Thanks for the feedback. I squashed into one commit and submitted PR #803.
I haven't had time to investigate, but I suspect similar speed gains could be achieved in st_difference by performing similar checks (but maybe not) if two objects don't intersect, then st_difference should just return the first, if they do, maybe call st_within to see if st_difference shouldn't return output and then finally call st_difference if a new geometry needs to be returned.
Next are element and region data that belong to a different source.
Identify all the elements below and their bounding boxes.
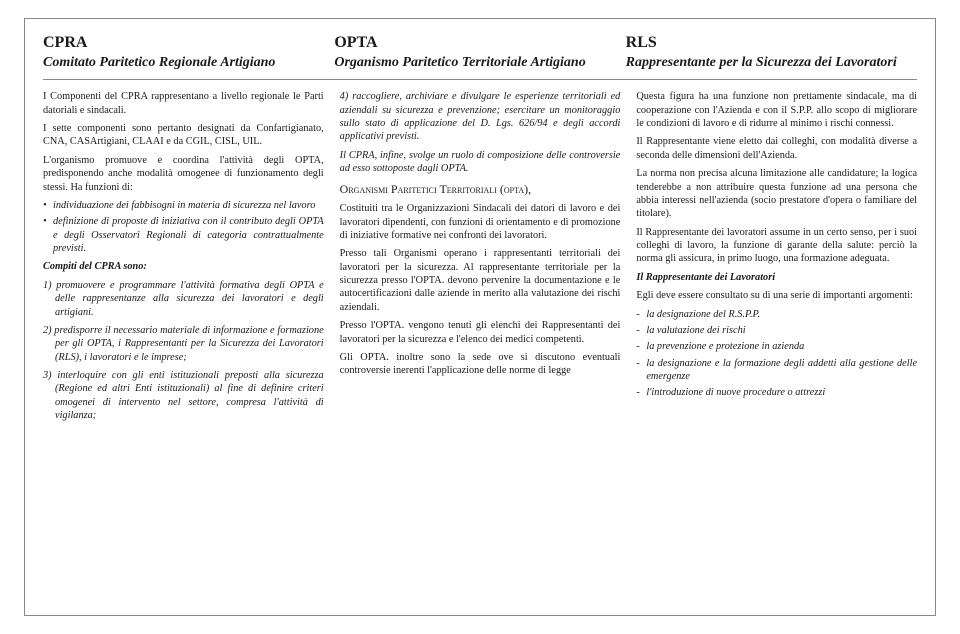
col3-d3: la prevenzione e protezione in azienda	[636, 340, 917, 353]
col2-p6: Gli OPTA. inoltre sono la sede ove si di…	[340, 351, 621, 378]
col3-p3: La norma non precisa alcuna limitazione …	[636, 167, 917, 221]
col2-section-title: Organismi Paritetici Territoriali (opta)…	[340, 182, 621, 198]
opta-expansion: Organismo Paritetico Territoriale Artigi…	[334, 54, 615, 72]
col1-num-3: 3) interloquire con gli enti istituziona…	[43, 369, 324, 423]
col3-d2: la valutazione dei rischi	[636, 324, 917, 337]
col1-bullet-2: definizione di proposte di iniziativa co…	[43, 215, 324, 255]
col3-p4: Il Rappresentante dei lavoratori assume …	[636, 226, 917, 266]
col1-num-1: 1) promuovere e programmare l'attività f…	[43, 279, 324, 319]
page-frame: CPRA Comitato Paritetico Regionale Artig…	[24, 18, 936, 616]
col3-d4: la designazione e la formazione degli ad…	[636, 357, 917, 384]
body-col-1: I Componenti del CPRA rappresentano a li…	[43, 90, 324, 427]
col2-p5: Presso l'OPTA. vengono tenuti gli elench…	[340, 319, 621, 346]
cpra-acronym: CPRA	[43, 33, 324, 54]
col1-p2: I sette componenti sono pertanto designa…	[43, 122, 324, 149]
rls-acronym: RLS	[626, 33, 907, 54]
col1-compiti-title: Compiti del CPRA sono:	[43, 260, 324, 273]
col3-p5: Egli deve essere consultato su di una se…	[636, 289, 917, 302]
col3-d1: la designazione del R.S.P.P.	[636, 308, 917, 321]
col2-p3: Costituiti tra le Organizzazioni Sindaca…	[340, 202, 621, 242]
col2-p1: 4) raccogliere, archiviare e divulgare l…	[340, 90, 621, 144]
col2-p4: Presso tali Organismi operano i rapprese…	[340, 247, 621, 314]
rls-expansion: Rappresentante per la Sicurezza dei Lavo…	[626, 54, 907, 72]
header-col-cpra: CPRA Comitato Paritetico Regionale Artig…	[43, 33, 334, 71]
cpra-expansion: Comitato Paritetico Regionale Artigiano	[43, 54, 324, 72]
header-row: CPRA Comitato Paritetico Regionale Artig…	[43, 33, 917, 80]
body-col-2: 4) raccogliere, archiviare e divulgare l…	[340, 90, 621, 427]
header-col-rls: RLS Rappresentante per la Sicurezza dei …	[626, 33, 917, 71]
col2-p2: Il CPRA, infine, svolge un ruolo di comp…	[340, 149, 621, 176]
body-col-3: Questa figura ha una funzione non pretta…	[636, 90, 917, 427]
header-col-opta: OPTA Organismo Paritetico Territoriale A…	[334, 33, 625, 71]
opta-acronym: OPTA	[334, 33, 615, 54]
col1-bullet-1: individuazione dei fabbisogni in materia…	[43, 199, 324, 212]
col1-p1: I Componenti del CPRA rappresentano a li…	[43, 90, 324, 117]
col3-d5: l'introduzione di nuove procedure o attr…	[636, 386, 917, 399]
col3-p1: Questa figura ha una funzione non pretta…	[636, 90, 917, 130]
col3-subtitle: Il Rappresentante dei Lavoratori	[636, 271, 917, 284]
col1-bullets: individuazione dei fabbisogni in materia…	[43, 199, 324, 256]
col3-dash-list: la designazione del R.S.P.P. la valutazi…	[636, 308, 917, 400]
col1-p3: L'organismo promuove e coordina l'attivi…	[43, 154, 324, 194]
body-columns: I Componenti del CPRA rappresentano a li…	[43, 90, 917, 427]
col1-num-2: 2) predisporre il necessario materiale d…	[43, 324, 324, 364]
col3-p2: Il Rappresentante viene eletto dai colle…	[636, 135, 917, 162]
I think you're right. It looks like another layer, after indexing, to speedup computations. I wonder when or if it slows it down in certain cases. I guess looking at the postgis execution plans for these operations should be pretty informative.
Quick follow-up on this, did this get implemented @ekarsten? It seems from #803 that the PR didn't go in. Could be very useful for my work at the moment! Thanks.